Anatomischer Hintergrund beim Schaf
Das Schaf ist ein Paarhufer mit vergleichsweise leichter Skelettstruktur. Das Kniegelenk verbindet Oberschenkelknochen (Femur) und Schienbein und wird durch Kreuz- und Seitenbänder stabilisiert. Bei einem Genu valgum ist entweder die knöcherne Achse (Femur oder Tibia) verändert oder der Bandapparat auf der medialen (inneren) Seite überdehnt bzw. auf der lateralen Seite verkürzt. Bei Lämmern in der Wachstumsphase können auch Wachstumsfugenstörungen die Ursache sein.
Ursachen
- angeborene Fehlbildungen (kongenital), z. B. bei bestimmten Rassen oder nach Zwillingsträchtigkeit mit Platzmangel im Uterus
- Mineralstoffmangel, insbesondere Kalzium-, Phosphor- oder Vitamin-D-Ungleichgewichte (Rachitis)
- zu schnelles Wachstum bei energiereicher Fütterung von Mastlämmern
- Traumata an Wachstumsfugen oder Bändern
- chronische Überlastung bei einseitiger Lahmheit der Gegenseite
Orthopädische Relevanz
Ein unbehandeltes Genu valgum führt beim Schaf zu einer asymmetrischen Belastung des Kniegelenks. Die lateralen (äußeren) Gelenkanteile werden überlastet, während die medialen Bänder chronisch gedehnt werden. Dies begünstigt Arthrose, Kreuzbandschäden und Klauenfehlstellungen. Auch der Bewegungsablauf beim Weidegang oder beim Bocksprung ist eingeschränkt.
Behandlungsansätze
Die Behandlung richtet sich nach Ursache und Schweregrad und gehört in tierärztliche Hand. Bei jungen Lämmern kann eine Anpassung der Fütterung, gezielte Bewegung und in ausgewählten Fällen eine Korrekturorthese die Achse während des Wachstums positiv beeinflussen. Bei ausgewachsenen Tieren steht die Entlastung des Gelenks im Vordergrund – hier können individuell gefertigte Bandagen oder stützende Orthesen aus der Trittwerk-Manufaktur helfen, die Belastung zu verteilen und Folgeschäden zu reduzieren.
Mögliche Symptome
- X-förmige Stellung der Hinterbeine
- Zusammenfallen der Knie beim Stehen
- auseinanderstehende Klauen
- steifer oder klammer Gang
- Lahmheit nach längerer Belastung
- ungleichmäßiger Klauenabrieb
- Bewegungsunlust, Zurückbleiben in der Herde
Orthopädische Indikationen
- stützende Knieorthese zur Entlastung des überbeanspruchten Bandapparats
- Korrekturorthese bei Lämmern in der Wachstumsphase
- Bandagen zur Stabilisierung bei Kreuzbandbeteiligung
- Entlastungsorthesen bei sekundärer Arthrose
- unterstützende Hilfsmittel bei Zuchttieren zur Erhalt der Bewegungsfähigkeit
Häufige Fragen
Ist ein Genu valgum beim Lamm behandelbar?
Bei Lämmern in der Wachstumsphase bestehen die besten Chancen auf Korrektur.
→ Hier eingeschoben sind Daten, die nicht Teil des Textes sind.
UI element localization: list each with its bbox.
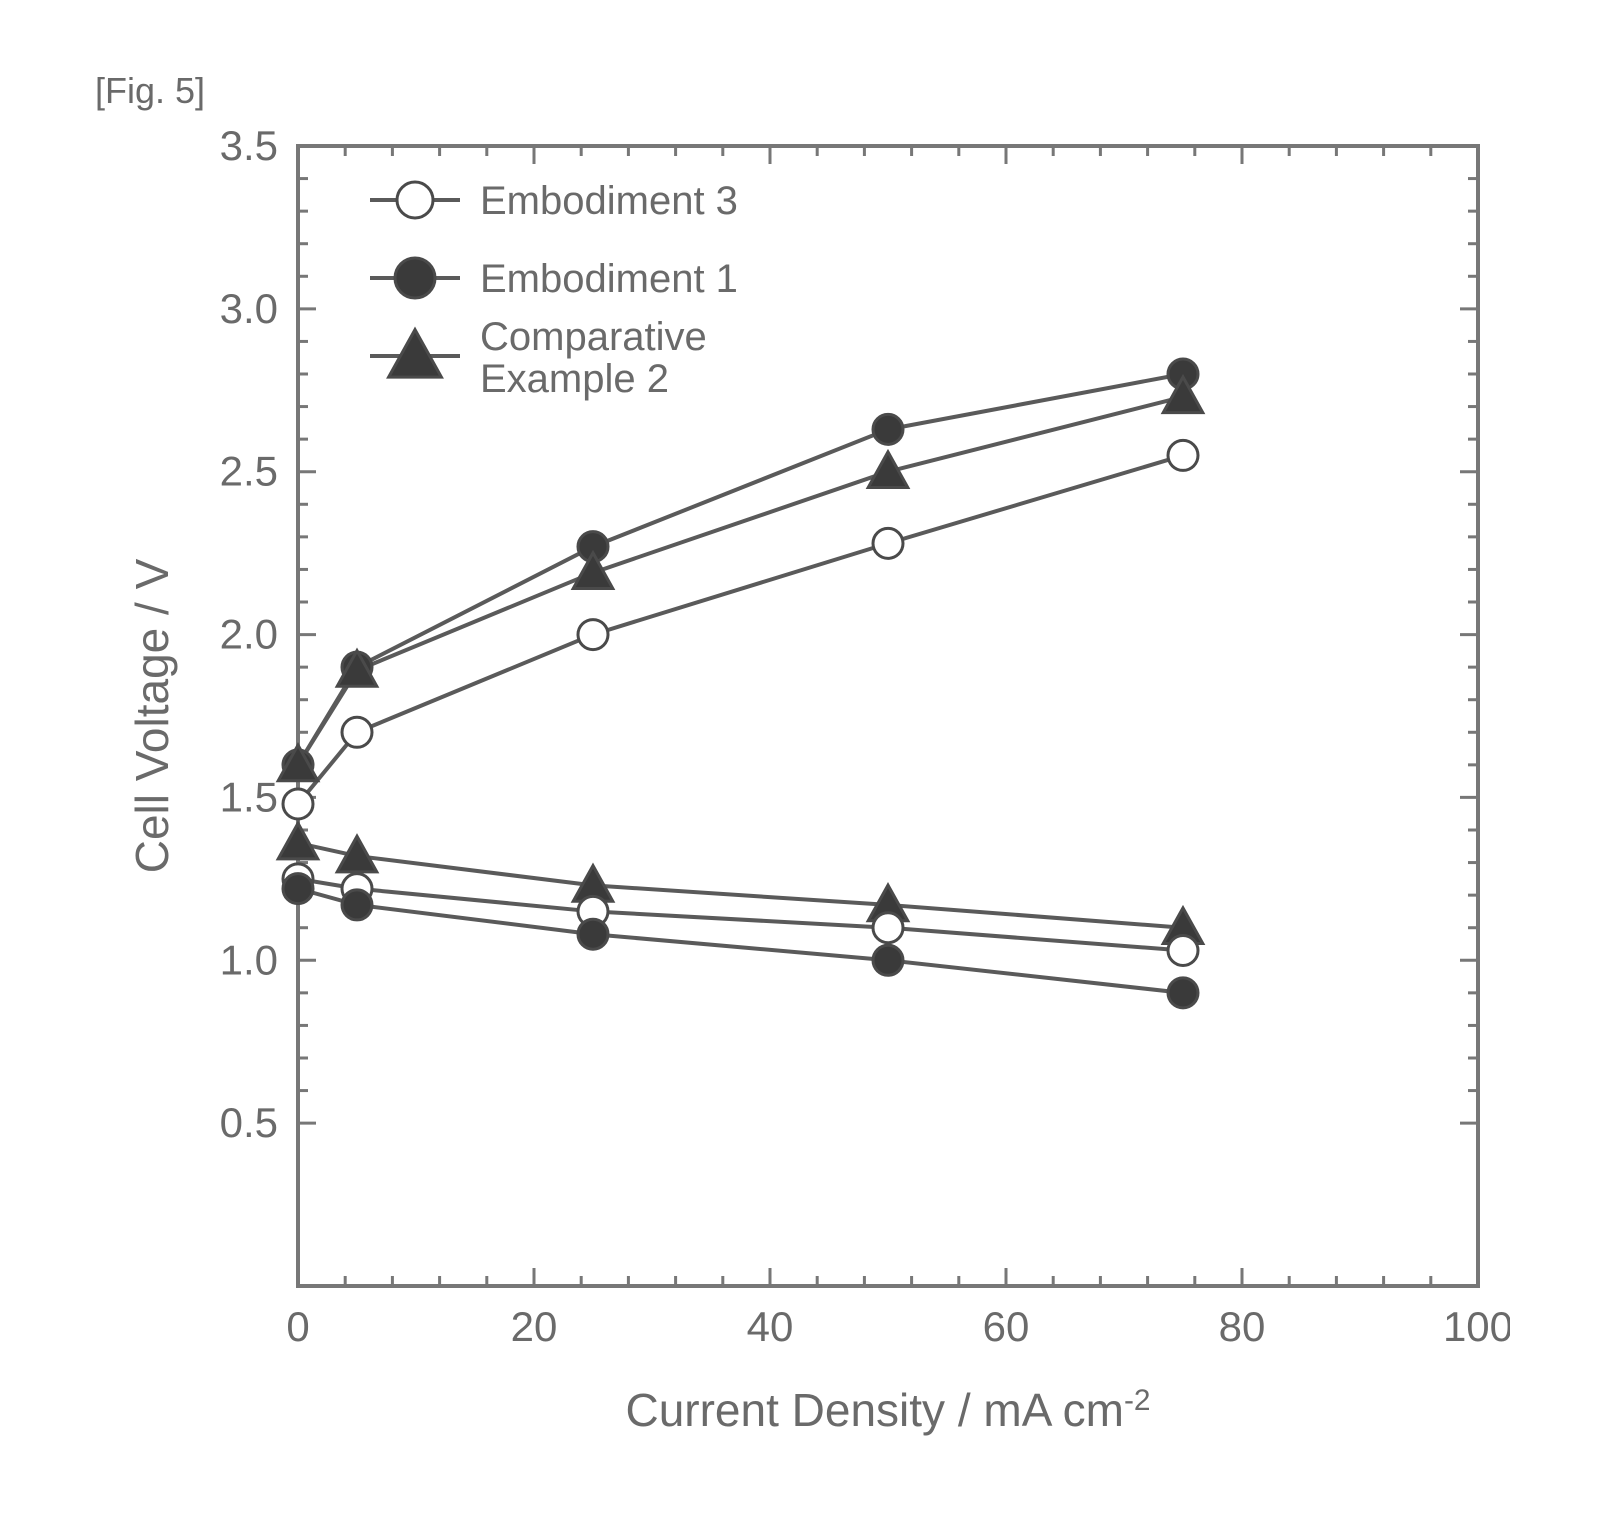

Eine frühzeitige tierärztliche Abklärung ist wichtig, um Ursachen wie Mineralstoffmangel zu erkennen. In geeigneten Fällen kann eine individuell angefertigte Orthese das Wachstum in die richtige Achse lenken.
Woran erkenne ich eine X-Bein-Stellung beim Schaf frühzeitig?
Achten Sie beim Stehen und Gehen darauf, ob die Knie deutlich nach innen weisen und die Klauen weiter auseinander stehen als üblich. Auch ungleichmäßiger Klauenabrieb, Bewegungsunlust oder ein wackliger Gang können Hinweise sein. Bei Verdacht sollte ein Tierarzt die Gliedmaßenachsen beurteilen.
Kann eine Orthese ein Genu valgum beim erwachsenen Schaf heilen?
Bei ausgewachsenen Schafen ist die knöcherne Fehlstellung in der Regel nicht mehr rückgängig zu machen. Eine maßgefertigte Orthese kann jedoch das Gelenk stabilisieren, Schmerzen reduzieren und Folgeschäden wie Arthrose verlangsamen, sodass das Tier länger schmerzfrei am Herdenleben teilnehmen kann.